Hal Walker gives his views on Maurizio Sarri and the pressures he faces at Juventus.
From the moment the Serie A fixtures were released, this was the early fixture that all media broadcasters were drawn to, the game full of sub-plots.
Kalidou Koulibaly – current Serie A defender of the Year no less – uncharacteristically slicing a routine clearance into his own net in stoppage time to conclude a see-sawing seven-goal thriller certainly defied even the most cynical of Italian football critics, who routinely label the league predictable and mundane.
The encounter proved quite the contrary but what Juventus fans will take away from their 4-3 win over their Neapolitan counterparts and what their new manager Maurizio Sarri will infer will be two entirely different things.
To the club and supporters in recent decades, the result has been all that matters. The performance and manner of the result would naturally matter somewhat, but winning by order of defensive solidarity would never be an issue; in fact, it has arguably become an integral part of the club’s hegemonic make-up.
For Sarri, his vision for the team is quite different. The former Napoli manager focuses on entertaining, a philosophy totally inverse to his predecessors in Turin. Winning is vital too, but the idea of winning ugly is foreign to Sarri.
The fact that Juventus shipped three goals at home to Napoli and initially surrendered a three-goal lead will undoubtedly have left the supporters feeling a bit uneasy. This team is also looking unrecognisable to the familiar conventional, systematic Juventus identity.
Tactically speaking, his vision is almost entirely based on the legacy left by Arrigo Sacchi, winner of two European Cups with Milan in the late 1980’s and viewed by many outside of Italy as not only the greatest managerial product of the Serie A but the last great European football revolutionary.
Sacchi’s methods, which derived from the Dutch “Total Football” model, frequently divided opinion in Italy.

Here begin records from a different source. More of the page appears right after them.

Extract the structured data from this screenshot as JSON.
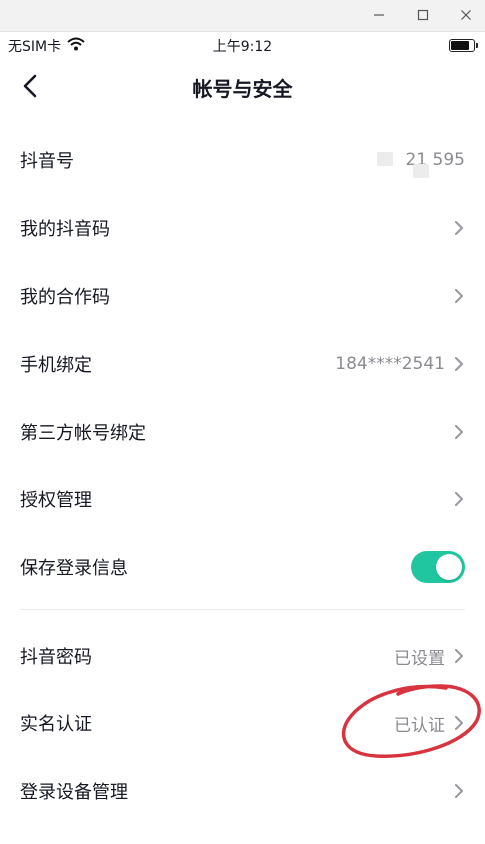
{
  "window": {
    "min_icon": "minimize-icon",
    "max_icon": "maximize-icon",
    "close_icon": "close-icon"
  },
  "status_bar": {
    "carrier": "无SIM卡",
    "time": "上午9:12",
    "battery_level": 0.85
  },
  "nav": {
    "title": "帐号与安全",
    "back_icon": "chevron-left-icon"
  },
  "rows": [
    {
      "label": "抖音号",
      "value": "21     595"
    },
    {
      "label": "我的抖音码",
      "value": ""
    },
    {
      "label": "我的合作码",
      "value": ""
    },
    {
      "label": "手机绑定",
      "value": "184****2541"
    },
    {
      "label": "第三方帐号绑定",
      "value": ""
    },
    {
      "label": "授权管理",
      "value": ""
    },
    {
      "label": "保存登录信息",
      "toggle_on": true
    },
    {
      "label": "抖音密码",
      "value": "已设置"
    },
    {
      "label": "实名认证",
      "value": "已认证"
    },
    {
      "label": "登录设备管理",
      "value": ""
    }
  ],
  "colors": {
    "accent": "#20c6a0",
    "annotation": "#d9333f",
    "secondary_text": "#8a8b91"
  }
}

He favoured an unconventional, fluid style of football that prioritised a high-pressing flat back four.
Sarri’s rise to top-tier management, whilst being far more circuitous than Sacchi’s, was markedly parallel in the meticulous and perfectionist approach. His three-year spell in Naples, where he transformed a fairly rigid and uninspiring side into a relentless, possession-centric, free-flowing unit, put him on the world coaching stage. The standard of intensely tutored movement and quick interplay was unseen on the continent outside of Europe’s dominant clubs.
An example of Sarri’s micro-management was evident at the Juventus Stadium prior to kick-off. Blaise Matuidi, more known for his defensive duties as a holding midfielde, spent the warm-up working individually with coaches on intense, one-touch passes. Sure enough, the 32-year-old was one of the first-half shining lights, his use of the ball and energetic pressing a constant thorn in Napoli’s midfield.

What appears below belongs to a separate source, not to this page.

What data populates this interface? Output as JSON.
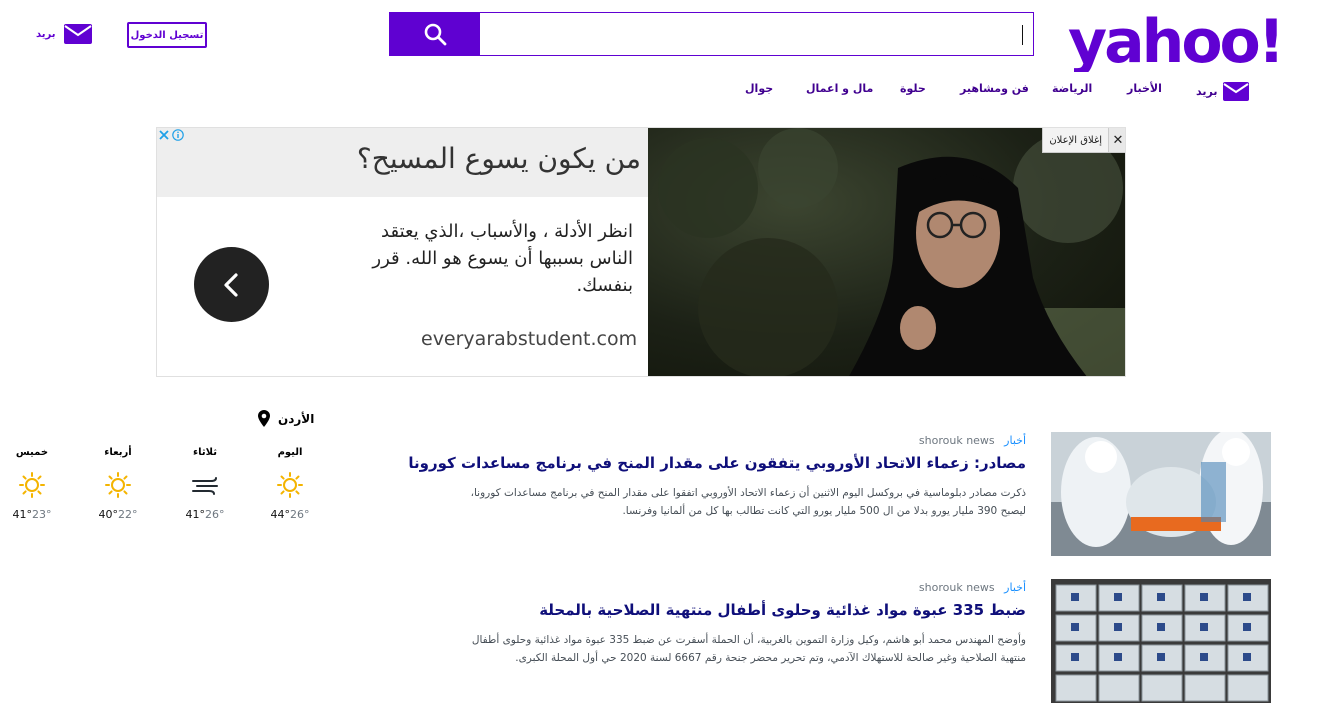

Sarri’s season-long spell at Chelsea resulted in a Europa League trophy and a third-place league finish, but he was unpopular with the club’s supporters and was criticised for possession play and a dogmatic tactical approach.
Therein lies a warning for the season ahead; having arrived at the biggest club in his 29-year coaching career, Sarri is unlikely to ditch his long-standing principles that got him this far, but he is under pressure to enforce a change in style against an already deep-rooted club philosophy whilst ensuring no drop-off in trophy success.
If Juventus win the league in style, he will be lauded; win without the thrills and spills of Saturday’s 4-3 win and fans will question the point in his arrival, but if the style shift is established this season and fails to retain the Scudetto, then the focus will be how one of Europe’s most results-orientated clubs will judge him.